Here’s an idea.  I’m starting a discipline of removing “need” from my vocabulary.  And not just my vocabulary but the vocabulary I choose to be exposed to.  The irony is that my friend who was glad I “found what I needed” never realized the joy of living in a world in which being fully grateful for the abundance that surrounds each and every moment calls forth a human impulse that never entered Maslow’s hierarchy.  There’s another form of humanity – one that inverts the pyramid of need.  One that realizes that the basis for human existence and interaction STARTS with emanating from one’s core essence.  Being the most beautiful and authentic expression of who you are and what you’re meant to manifest on this earth.  Oddly enough, starting from that point, you’ll find yourself coherent with others similarly manifesting.  And who knows, maybe they’ll become your co-conspirators to serve the world, maybe they’ll become your lovers and partners, maybe they’ll band together and give you confidence and support, and maybe they’ll share a roof, a table, a blanket, and a meal with you.  There are only tens of thousands of years of evidence showing that living in, and emanating, gratitude for abundance is persistent and generative. 
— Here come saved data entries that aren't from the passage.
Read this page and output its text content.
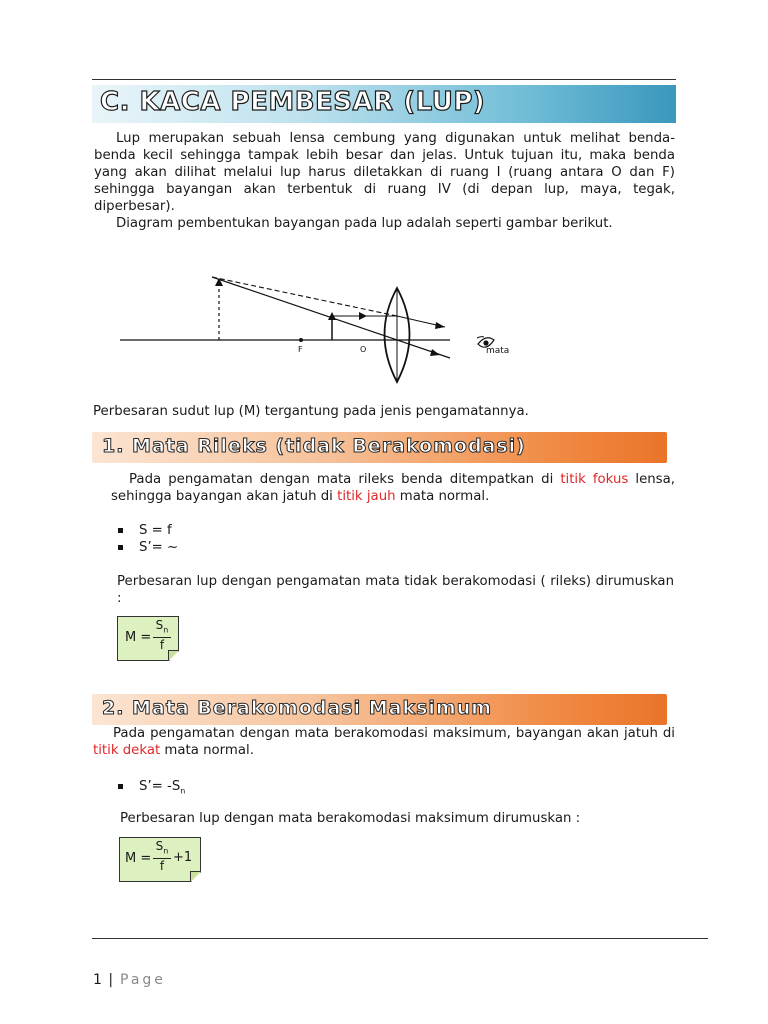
C. KACA PEMBESAR (LUP)
Lup merupakan sebuah lensa cembung yang digunakan untuk melihat benda-benda kecil sehingga tampak lebih besar dan jelas. Untuk tujuan itu, maka benda yang akan dilihat melalui lup harus diletakkan di ruang I (ruang antara O dan F) sehingga bayangan akan terbentuk di ruang IV (di depan lup, maya, tegak, diperbesar).
Diagram pembentukan bayangan pada lup adalah seperti gambar berikut.
F	O	mata
Perbesaran sudut lup (M) tergantung pada jenis pengamatannya.
1. Mata Rileks (tidak Berakomodasi)
Pada pengamatan dengan mata rileks benda ditempatkan di titik fokus lensa, sehingga bayangan akan jatuh di titik jauh mata normal.
S = f
S’= ~
Perbesaran lup dengan pengamatan mata tidak berakomodasi ( rileks) dirumuskan :
M =
$S_n$
f
2. Mata Berakomodasi Maksimum
Pada pengamatan dengan mata berakomodasi maksimum, bayangan akan jatuh di titik dekat mata normal.
S’= $-S_n$
Perbesaran lup dengan mata berakomodasi maksimum dirumuskan :
M =
$S_n$
f
+1
1 | Page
On this anniversary of my monastic journey, I’m grateful to know that there are a growing number of people who are awakening to the realization that there’s a life more beautiful than one defined by need; more beautiful than one defined by labels, titles, social conventions, norms, and all other contrivances to withhold life from living.  And I’m glad that my journey to Tara Mandala still serves to remind me to BE the person I authentically am.  Fully provisioned.  Fully equipped.  And ready for whatever and whomever comes my way.